Rei Hjor, sua rainha siberiana Ljufvina e os gêmeos Geirmund e Hamand

Com esse esclarecimento segui com a leitura que, a não ser que você possua certo conhecimento da língua nórdica, foi bastante arrastada devido a quantidade exorbitante de nomes na língua materna do escritor até simplesmente desistir de tentar lê-los e simplesmente substituir, mentalmente, tais palavras por “fulano de tal” para nomes de pessoas muito complexos ou “naquele lugarejo” para localidades igualmente complexas. Mais um obstáculo vencido e, finalmente a leitura andou!

Birgisson nos conta, de maneira muito bem escrita, pesquisada e floreada, a origem de Geirmund que é de fato extremamente interessante. Tendo os dois nascidos de pele e cabelos escuros e todos se surpreendido – negativamente, pelo motivo que já mencionei anteriormente – com a aparência dos gêmeos, envergonhada, sua mãe, Ljufvina decide então trocar seus filhos com o recém-nascido de sua escrava branca na tentativa de que assim fosse favorável ao rei Hjör.

Nossos conceitos modernos nos fariam ler esta passagem como preconceito e racismo, o que não era o caso para a época, mas sim, como já mencionei anteriormente, era se esperado que a prole fosse semelhante à aparência do pai e não da mãe.

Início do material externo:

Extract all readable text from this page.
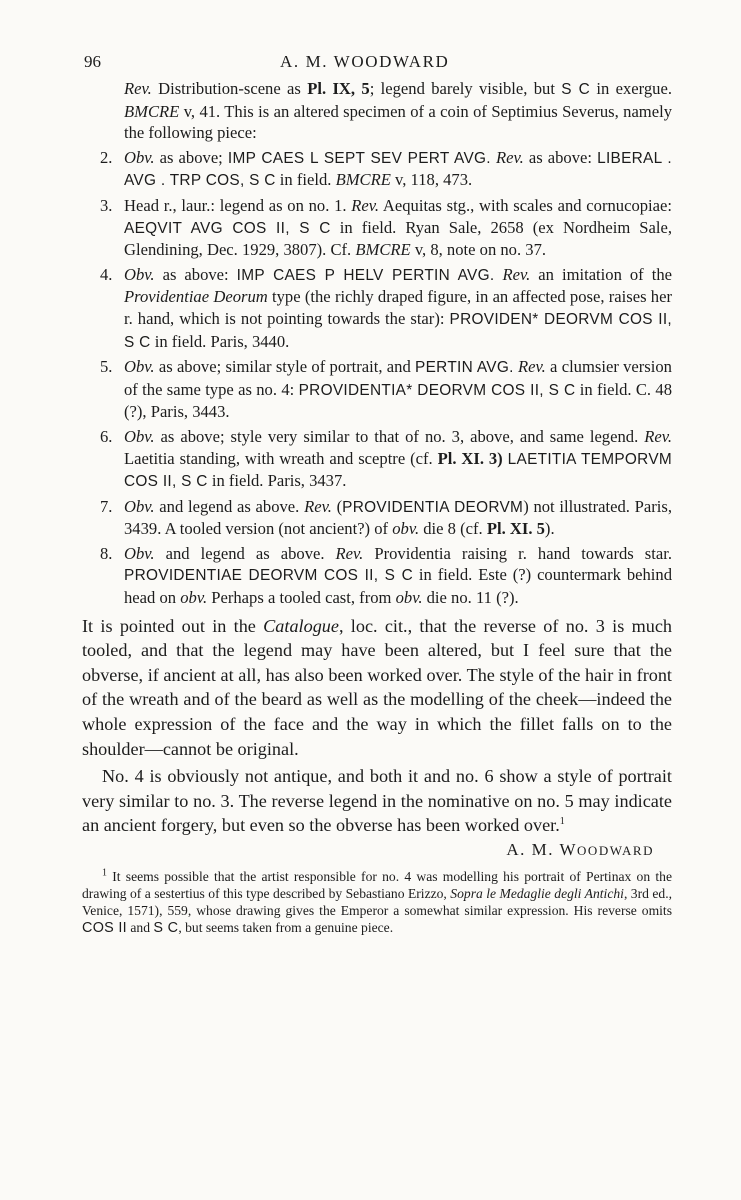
96	A. M. WOODWARD

Rev. Distribution-scene as Pl. IX, 5; legend barely visible, but S C in exergue. BMCRE v, 41. This is an altered specimen of a coin of Septimius Severus, namely the following piece:

2. Obv. as above; IMP CAES L SEPT SEV PERT AVG. Rev. as above: LIBERAL . AVG . TRP COS, S C in field. BMCRE v, 118, 473.

3. Head r., laur.: legend as on no. 1. Rev. Aequitas stg., with scales and cornucopiae: AEQVIT AVG COS II, S C in field. Ryan Sale, 2658 (ex Nordheim Sale, Glendining, Dec. 1929, 3807). Cf. BMCRE v, 8, note on no. 37.

4. Obv. as above: IMP CAES P HELV PERTIN AVG. Rev. an imitation of the Providentiae Deorum type (the richly draped figure, in an affected pose, raises her r. hand, which is not pointing towards the star): PROVIDEN* DEORVM COS II, S C in field. Paris, 3440.

5. Obv. as above; similar style of portrait, and PERTIN AVG. Rev. a clumsier version of the same type as no. 4: PROVIDENTIA* DEORVM COS II, S C in field. C. 48 (?), Paris, 3443.

6. Obv. as above; style very similar to that of no. 3, above, and same legend. Rev. Laetitia standing, with wreath and sceptre (cf. Pl. XI. 3) LAETITIA TEMPORVM COS II, S C in field. Paris, 3437.

7. Obv. and legend as above. Rev. (PROVIDENTIA DEORVM) not illustrated. Paris, 3439. A tooled version (not ancient?) of obv. die 8 (cf. Pl. XI. 5).

8. Obv. and legend as above. Rev. Providentia raising r. hand towards star. PROVIDENTIAE DEORVM COS II, S C in field. Este (?) countermark behind head on obv. Perhaps a tooled cast, from obv. die no. 11 (?).

It is pointed out in the Catalogue, loc. cit., that the reverse of no. 3 is much tooled, and that the legend may have been altered, but I feel sure that the obverse, if ancient at all, has also been worked over. The style of the hair in front of the wreath and of the beard as well as the modelling of the cheek—indeed the whole expression of the face and the way in which the fillet falls on to the shoulder—cannot be original.

No. 4 is obviously not antique, and both it and no. 6 show a style of portrait very similar to no. 3. The reverse legend in the nominative on no. 5 may indicate an ancient forgery, but even so the obverse has been worked over.$^1$

A. M. WOODWARD

$^1$ It seems possible that the artist responsible for no. 4 was modelling his portrait of Pertinax on the drawing of a sestertius of this type described by Sebastiano Erizzo, Sopra le Medaglie degli Antichi, 3rd ed., Venice, 1571), 559, whose drawing gives the Emperor a somewhat similar expression. His reverse omits COS II and S C, but seems taken from a genuine piece.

Curioso foi o fato de que o garoto branco, filha da escrava, cresceu fraco, constantemente doente e sem qualquer instinto desbravador; ao contrário dos gêmeos negros que se desenvolviam brilhantemente a cada dia. Mais cedo do que tarde, o rei Hjör descobre o feito da mulher e resolve então recolocar seus filhos em seu lugar de direito.

O autor discorre acerca de seu processo de pesquisa e de como complementou algumas das lacunas que o tempo e a falta de registros escritos deixaram na jornada por seu ancestral viking. Um dos primeiros a se estabelecer na Islândia, sendo também um dos mais ricos, tendo nascido em Rogaland (Noruega), Geirmund foi simplesmente uma peça essencial para a expansão do povo nórdico, inclusive o comércio e exploração marítima.

É fascinante pensar que Geirmund falava o belo e rústico idioma conhecido pelo nome de nórdico antigo. Os sons dessa língua sugerem o retinir do aço ou o baque de um machado ao partir uma acha de lenha – curto e direto ao ponto.

Trazendo árvores genealógicas e relatos dessas explorações, Birgisson elucida o leitor de quem realmente foi seu ancestral e como ele foi importante para os dias atuais da Islândia. A grande quantidade de notas me ajudou bastante a passar por esta biografia com ares de romance histórico, melhorando minha experiência que, sem elas, teria sido ainda mais truncada.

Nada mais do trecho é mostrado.